Les patients sont laissés dans la douleur et l'inconfort. Des milliers de nominations et d'opérations ont été annulées. Une grande partie de la réaction à la décision de médecins résidents (anciennement junior) en Angleterre pour organiser leur troisième…

Les patients sont laissés dans la douleur et l’inconfort. Des milliers de nominations et d’opérations ont été annulées. Une grande partie de la réaction à la décision de médecins résidents (anciennement junior) en Angleterre pour organiser leur troisième série de grèves de six mois sur le salaire en seulement 16 mois s’est concentrée sur la perturbation des services du NHS.

Mais leurs arrêts menacent également de poser de graves problèmes – politique, économique et réputation – pour le gouvernement. Pour Keir Starmer, Wes Streting et Rachel Reeves, inévitablement, il s’agit d’une situation remplie de risque mais sans solution évidente.

Tout d’abord, cela rendra la livraison déjà délicate de l’engagement principal du NHS du gouvernement – de restaurer l’attente de 18 semaines pour les soins hospitaliers prévus d’ici 2029 – encore plus dur.

En juillet dernier, la main-d’œuvre a hérité d’une liste d’attente qui se tenait à 7,6 millions de traitements et de nominations. Après un an de parti supervisant le NHS, il reste à un niveau obstinément élevé de 7,4 m. Sur les tendances actuelles, s’assurer que 92% des personnes en attente sont vues dans les 18 semaines suivant la référence par un médecin généraliste comme promis ressemble à un véritable tronçon même sans frappes.

En tant que PDG de la Confédération du NHS, Matthew Taylor,, a déclaré: «atteindre l’objectif de 92% est une ambition suffisamment difficile sans autre action industrielle.»

Deuxièmement, une nouvelle série de grèves des médecins résidents pourrait enhardir d’autres groupes de personnel du NHS à faire de même. C’est une vraie peur parmi les patrons de la santé.
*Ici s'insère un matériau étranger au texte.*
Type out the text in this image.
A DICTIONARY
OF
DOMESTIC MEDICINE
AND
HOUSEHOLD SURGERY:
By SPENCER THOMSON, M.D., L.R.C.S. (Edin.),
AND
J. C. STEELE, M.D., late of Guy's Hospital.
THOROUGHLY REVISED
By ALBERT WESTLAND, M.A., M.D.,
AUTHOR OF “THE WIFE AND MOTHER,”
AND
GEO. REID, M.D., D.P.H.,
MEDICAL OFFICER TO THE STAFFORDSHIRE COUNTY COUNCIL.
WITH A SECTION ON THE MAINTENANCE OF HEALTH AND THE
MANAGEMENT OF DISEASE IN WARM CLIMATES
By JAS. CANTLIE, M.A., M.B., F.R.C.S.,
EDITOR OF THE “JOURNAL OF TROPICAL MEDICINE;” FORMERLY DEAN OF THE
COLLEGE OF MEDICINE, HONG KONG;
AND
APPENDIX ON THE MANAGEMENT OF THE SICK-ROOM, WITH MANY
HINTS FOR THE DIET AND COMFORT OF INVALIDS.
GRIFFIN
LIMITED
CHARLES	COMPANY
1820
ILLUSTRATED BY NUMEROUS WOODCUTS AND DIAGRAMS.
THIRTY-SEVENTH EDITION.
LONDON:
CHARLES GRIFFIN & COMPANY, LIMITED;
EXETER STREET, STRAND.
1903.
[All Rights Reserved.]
D’autres syndicats de la santé envisagent la hausse de 22% pour 2023-24 et 2024-25 que les médecins juniors de l’époque ont obtenu quelques jours suivant le street de devenir secrétaire à la santé et ont noté qu’il est venu après avoir retiré leur travail à 11 reprises, pendant un total de 44 jours, en 2023 et 2024. Les pages d’arrêt du médecin du résident pourraient bien encourager les autres.

Le Royal College of Nursing and Unison a récemment lancé des bulletins de vote indicatifs sur une éventuelle action de frappe. Les deux l’ont fait ces dernières années et ont des adhésions rétives, dont beaucoup considèrent les salaires du NHS comme impliquant des médecins bien mieux payés pour obtenir un traitement préférentiel à nouveau.
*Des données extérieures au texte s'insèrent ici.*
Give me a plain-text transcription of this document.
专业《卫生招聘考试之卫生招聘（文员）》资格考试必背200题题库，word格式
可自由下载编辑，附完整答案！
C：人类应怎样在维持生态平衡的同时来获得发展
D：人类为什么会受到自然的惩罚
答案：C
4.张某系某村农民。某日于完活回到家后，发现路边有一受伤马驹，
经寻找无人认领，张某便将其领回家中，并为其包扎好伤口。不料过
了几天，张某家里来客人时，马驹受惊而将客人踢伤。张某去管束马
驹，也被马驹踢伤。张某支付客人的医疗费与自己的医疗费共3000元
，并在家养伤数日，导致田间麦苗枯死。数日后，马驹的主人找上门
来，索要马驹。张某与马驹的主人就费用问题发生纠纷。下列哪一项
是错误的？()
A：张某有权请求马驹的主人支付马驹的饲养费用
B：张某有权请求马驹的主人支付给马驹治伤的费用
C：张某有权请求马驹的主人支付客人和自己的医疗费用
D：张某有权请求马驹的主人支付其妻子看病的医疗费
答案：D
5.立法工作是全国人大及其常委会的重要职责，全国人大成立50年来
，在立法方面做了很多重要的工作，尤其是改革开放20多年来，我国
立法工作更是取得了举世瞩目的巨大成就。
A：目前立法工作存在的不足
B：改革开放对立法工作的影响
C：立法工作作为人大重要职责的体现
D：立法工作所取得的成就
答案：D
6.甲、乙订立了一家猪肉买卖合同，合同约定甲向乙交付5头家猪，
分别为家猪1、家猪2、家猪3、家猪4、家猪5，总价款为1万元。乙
Comme l’a noté la Fondation Health récemment, même si les grèves des médecins, des infirmières, des équipes d’ambulance et d’autres ont pris fin, «il reste une insatisfaction sous-jacente importante à l’égard de la rémunération» parmi le personnel du NHS essayant de faire face à plus de trois ans d’inflation historiquement élevée.
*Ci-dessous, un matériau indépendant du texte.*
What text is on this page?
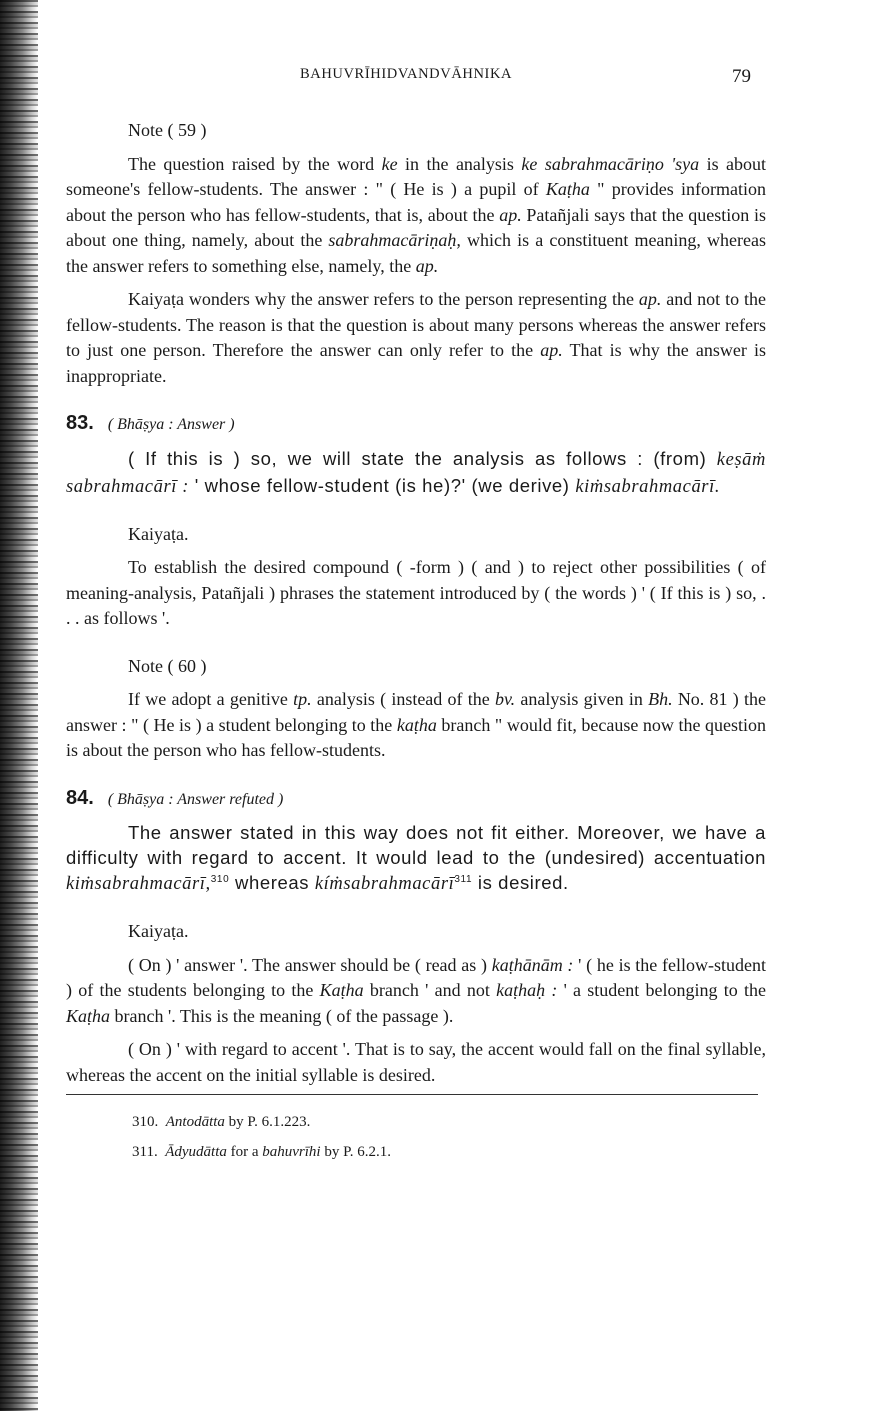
BAHUVRĪHIDVANDVĀHNIKA	79

Note ( 59 )

The question raised by the word ke in the analysis ke sabrahmacāriṇo 'sya is about someone's fellow-students. The answer : " ( He is ) a pupil of Kaṭha " provides information about the person who has fellow-students, that is, about the ap. Patañjali says that the question is about one thing, namely, about the sabrahmacāriṇaḥ, which is a constituent meaning, whereas the answer refers to something else, namely, the ap.

Kaiyaṭa wonders why the answer refers to the person representing the ap. and not to the fellow-students. The reason is that the question is about many persons whereas the answer refers to just one person. Therefore the answer can only refer to the ap. That is why the answer is inappropriate.

83. ( Bhāṣya : Answer )

( If this is ) so, we will state the analysis as follows : (from) keṣāṁ sabrahmacārī : ' whose fellow-student (is he)?' (we derive) kiṁsabrahmacārī.

Kaiyaṭa.

To establish the desired compound ( -form ) ( and ) to reject other possibilities ( of meaning-analysis, Patañjali ) phrases the statement introduced by ( the words ) ' ( If this is ) so, . . . as follows '.

Note ( 60 )

If we adopt a genitive tp. analysis ( instead of the bv. analysis given in Bh. No. 81 ) the answer : " ( He is ) a student belonging to the kaṭha branch " would fit, because now the question is about the person who has fellow-students.

84. ( Bhāṣya : Answer refuted )

The answer stated in this way does not fit either. Moreover, we have a difficulty with regard to accent. It would lead to the (undesired) accentuation kiṁsabrahmacārī,$^{310}$ whereas kíṁsabrahmacārī$^{311}$ is desired.

Kaiyaṭa.

( On ) ' answer '. The answer should be ( read as ) kaṭhānām : ' ( he is the fellow-student ) of the students belonging to the Kaṭha branch ' and not kaṭhaḥ : ' a student belonging to the Kaṭha branch '. This is the meaning ( of the passage ).

( On ) ' with regard to accent '. That is to say, the accent would fall on the final syllable, whereas the accent on the initial syllable is desired.

310. Antodātta by P. 6.1.223.

311. Ādyudātta for a bahuvrīhi by P. 6.2.1.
Troisièmement, un gouvernement qui s’est fait entendre d’énormes difficultés sur le coût des paiements de carburant hivernal et des prestations d’invalidité aura du mal à offrir une augmentation de salaire plus importante que les 5,4% qu’il a dévoilés en mai – du moins, pas sous forme d’argent supplémentaire d’un trésor qui ne l’a pas.

Cela laisse ouverte la possibilité que les ministres puissent convenir d’une plus grande augmentation avec la British Medical Association (BMA) et dire au NHS de le financer. Mais avec le service de santé déjà aux prises avec un déficit prévu de 6,6 milliards de livres sterling pour cette année, il n’a pas d’argent à perdre.

Il n’y a pas de terrain d’entente évident pour que les stress et la BMA se rencontrent. Il a insisté sur le fait que le règlement de 5,4% de cette année ne sera pas rouvert. Le syndicat pour sa part indique qu’il doit produire «une offre crédible» pour aborder une baisse de 20% des termes réels dans le salaire des médecins résidents et commencer à «négocier un chemin vers la restauration de la rémunération complète» – ou faire face à des frappes qui pourraient durer jusqu’en janvier prochain.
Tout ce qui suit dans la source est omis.